The Deutsche Bank building (Deutsche Bank am Domshof) on Domshof Square in the centre of Bremen, Germany, was completed in 1891 in a Historicist style by the architects Wilhelm Martens and Friedrich Wilhelm Rauschenberg.

==History and architecture==
The imposing building located at No. 25 Domshof was designed by Wilhelm Martens (1842–1910) from Berlin and the Bremen architect Friedrich Wilhelm Rauschenberg (1853–1935). The building was for the Deutsche Bank which had been founded in 1870 in Berlin with a major aim of supporting foreign trade with Germany. The bank's building is built in red sandstone from the Main Valley in a currently popular Historicist style derived from Italian 16th-century practice, in which colossal Ionic pilasters link two main floors above a high rusticated basement storey; the expanded central entrance bay is pedimented and the end bays are slightly emphasized and lightly projecting.
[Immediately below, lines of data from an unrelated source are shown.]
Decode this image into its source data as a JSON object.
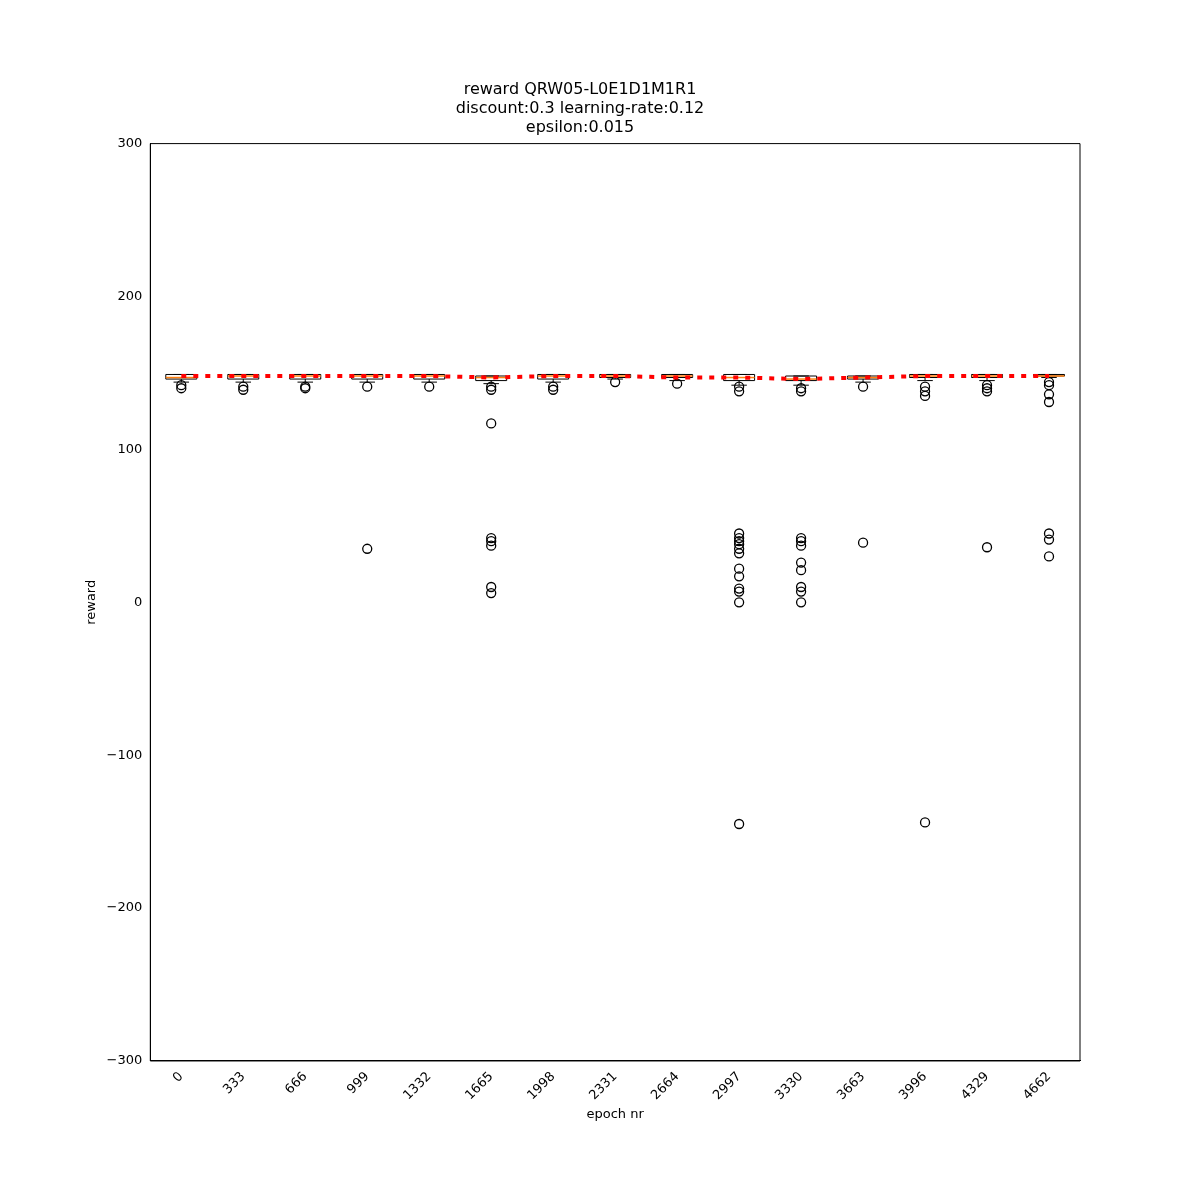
{
  "chart_data": {
    "type": "box",
    "title": "reward QRW05-L0E1D1M1R1\ndiscount:0.3 learning-rate:0.12\nepsilon:0.015",
    "xlabel": "epoch nr",
    "ylabel": "reward",
    "categories": [
      "0",
      "333",
      "666",
      "999",
      "1332",
      "1665",
      "1998",
      "2331",
      "2664",
      "2997",
      "3330",
      "3663",
      "3996",
      "4329",
      "4662"
    ],
    "boxes": [
      {
        "low": 144,
        "q1": 146,
        "median": 147,
        "q3": 149,
        "high": 149,
        "outliers": [
          142,
          140
        ]
      },
      {
        "low": 144,
        "q1": 146,
        "median": 148,
        "q3": 149,
        "high": 149,
        "outliers": [
          141,
          139
        ]
      },
      {
        "low": 144,
        "q1": 146,
        "median": 148,
        "q3": 149,
        "high": 149,
        "outliers": [
          141,
          140
        ]
      },
      {
        "low": 144,
        "q1": 146,
        "median": 148,
        "q3": 149,
        "high": 149,
        "outliers": [
          141,
          35
        ]
      },
      {
        "low": 144,
        "q1": 146,
        "median": 148,
        "q3": 149,
        "high": 149,
        "outliers": [
          141
        ]
      },
      {
        "low": 143,
        "q1": 145,
        "median": 147,
        "q3": 148,
        "high": 148,
        "outliers": [
          141,
          139,
          117,
          42,
          40,
          37,
          10,
          6
        ]
      },
      {
        "low": 144,
        "q1": 146,
        "median": 148,
        "q3": 149,
        "high": 149,
        "outliers": [
          141,
          139
        ]
      },
      {
        "low": 146,
        "q1": 147,
        "median": 148,
        "q3": 149,
        "high": 149,
        "outliers": [
          144
        ]
      },
      {
        "low": 145,
        "q1": 147,
        "median": 148,
        "q3": 149,
        "high": 149,
        "outliers": [
          143
        ]
      },
      {
        "low": 142,
        "q1": 145,
        "median": 147,
        "q3": 149,
        "high": 149,
        "outliers": [
          141,
          138,
          45,
          42,
          40,
          38,
          35,
          32,
          22,
          17,
          9,
          7,
          0,
          -145
        ]
      },
      {
        "low": 142,
        "q1": 145,
        "median": 146,
        "q3": 148,
        "high": 148,
        "outliers": [
          140,
          138,
          42,
          40,
          37,
          26,
          21,
          10,
          7,
          0
        ]
      },
      {
        "low": 144,
        "q1": 146,
        "median": 147,
        "q3": 148,
        "high": 148,
        "outliers": [
          141,
          39
        ]
      },
      {
        "low": 145,
        "q1": 147,
        "median": 148,
        "q3": 149,
        "high": 149,
        "outliers": [
          141,
          138,
          135,
          -144
        ]
      },
      {
        "low": 145,
        "q1": 147,
        "median": 148,
        "q3": 149,
        "high": 149,
        "outliers": [
          142,
          140,
          138,
          36
        ]
      },
      {
        "low": 147,
        "q1": 148,
        "median": 148,
        "q3": 149,
        "high": 149,
        "outliers": [
          144,
          142,
          136,
          131,
          45,
          41,
          30
        ]
      }
    ],
    "series": [
      {
        "type": "line",
        "color": "#ff0000",
        "line_style": "dotted",
        "marker": "none",
        "values": [
          148,
          148,
          148,
          148,
          148,
          147,
          148,
          148,
          147,
          147,
          146,
          147,
          148,
          148,
          148
        ]
      }
    ],
    "ylim": [
      -300,
      300
    ],
    "yticks": [
      -300,
      -200,
      -100,
      0,
      100,
      200,
      300
    ],
    "grid": false,
    "legend": false
  }
}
Martens, the house architect of Deutsche Bank, Berlin, was considered a specialist in bank design. He also drew up plans for the Sparkasse building on Bremen's Am Brill which was completed in 1906. Rauchenberg, who above all was responsible for overseeing the actual construction of the building, is remembered for his many residential and commercial buildings in the city, mainly designed in the Neo-Renaissance style. The Deutsche Bank am Domshof has been a listed building since 1981.

In connection with the construction of the Domshof Passage from 1996 to 1999, the bank building was modernized by the Bremen architects Harm Haslob, Peter Hartlich and Jens Kruse. The passage is a shopping arcade with sixteen shops which allows visitors to travel to the Katherinenpassage which was built less than ten years before.

The building faces the Domshof, the market square, in Bremen and just in front of the bank is a sculpture based on a model of the world. Titled Unser Planet (Our Planet), it was made by the German sculptor Bernd Altenstein.